Saturday, July 14, 2012

Living the dream

The funny thing about living a dream is trying to believe it when it happens.

I finally got a load opportunity yesterday, the timing of it was quite curious. I spent the morning sleeping in and getting laundry done while watching a couple of TV episodes that I had brought with me. Once that was done, I packed up everything, cleaned up my sleeping area and moved everything back out to the truck, "Just in case". Figuring that spending some time in the truck waiting would be beneficial. Turns out, getting into the truck was not in the plan. Once outside the passenger door, the phone rings and its a load opportunity. Scrambling to answer the call, it was disconnected. Luckily there are two safeguards in place. One is that one an opportunity is sent, there is a tem minute window in which to replay to it. Second, there is a phone number to call in to listen for any available opportunities that are available.

Once accepted, the ten minute window must expire before finding out if the load was awarded. So I ran back inside and said my quick goodbyes and ran back to the truck. My on board computer is called a C-Link and it's made by Qualcomm. The C-link bursts to life with all of the load information and I start to work in trying to remember what to fill out on my Bill of Lading. Once thats done, I pop the address into the GPS and take off. One of the many key points that a driver is graded on is arriving within the time frame given for pickup and delivery. Since I am in an expedite branch of FedEx, these are live orders that came in and MAYBE were places 5 minutes before I was given the info. The expectation is that once a customer calls, you are there to get the load, whatever it is, and then head out and deliver it.

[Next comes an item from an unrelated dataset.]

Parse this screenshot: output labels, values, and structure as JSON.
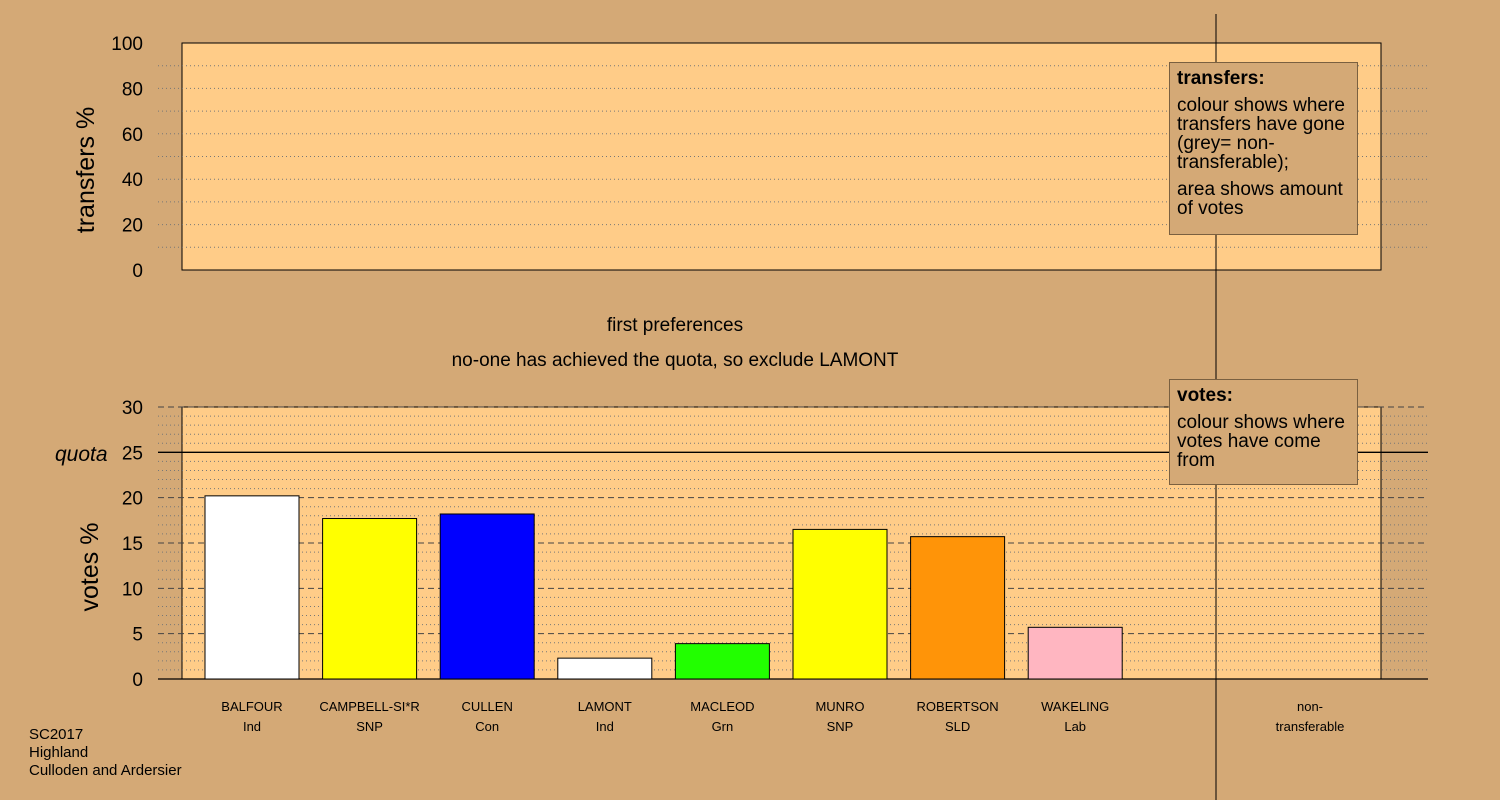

Once I was all packed up and cleared to leave, that was when the realization hit me that the dropoff was in North Carolina and that it didn't need to be there until 7:30am on Monday. So with a bit of executive privilege, phone calls were made to verify that the delivery was indeed on Monday. This was done because the actual delivery was not confirmed on the original order. After calling a couple of times with 3 hours between calls, it was pretty obvious that Monday was the correct time. So I started calling family in Charlotte, NC to see if I could hang out there for the weekend instead of wasting money I don't really have yet at a truck stop or a motel.

So here I sit now in Charlotte, NC at my wife's grandparents house visiting family. Then it struck me that I have been wanting to come visit Charlotte for quite awhile. Driving to the house, memories and emotion struck me with an almost physical force as I went past familiar places and crossed familiar streets. Charlotte was my first true home after leaving Massachusetts. This was where my second attempt of life began. I grew up here in more ways that I can count. Some days were good, some were bad, but all were important. Breaking out of old habits and shedding off shadows of my past layer by layer. Perhaps one could say I was reborn or that I finally opened my eyes a little wider to see what was going on.  Breaking out of the shell I built around myself growing up and conforming to the ideals of the world around me instead of finding my own path as I do now. This place is dear to me. Only coming back here, as I have now, shows me how much I have missed this place.

Living the dream.

I have heard this term countless of times in the last few months as a sarcastic response from a Co-Worker anytime he was asked by a person on the phone, "How's things?"
I never really took much stock in it after the first few times I heard it. The depth of the term is subtle and can be as simple or as complex as one wants it to be.

What does the term mean for me though?

I find that it means that one follows their heart, grabs opportunity to see where the path leads. To not worry about consequence of the day to day, and enjoy the moment.

I drove 12 hours straight through mountainous countryside from Pittsburgh, PA to Charlotte, NC. It was the most enjoyable trip I have ever had in my entire life. Towards the end, I was a little punch drunk, I will admit. The energy and challenge of the trip was nothing I have ever experienced. There was no stress, there was no second guessing. All I had to do was drive and it was all good.

Life will be a bit inconvenient at times, but that's ok. I know I have people looking out for me everywhere I go. I know that I won't have the availablility of sleeping in a bed every night and that my truck will be my home. That's ok too and I accept that. To me, this is living a dream. Having the ability and freedom to actually go see the people I talk to and build friendships with. That in itself, blows my mind.

For ahile there, I thought my ability to travel was dead. The last few car trips I were on, I couldn't stay awake long enough to make it out of one state. I nicked 4 states yesterday. I think I got this.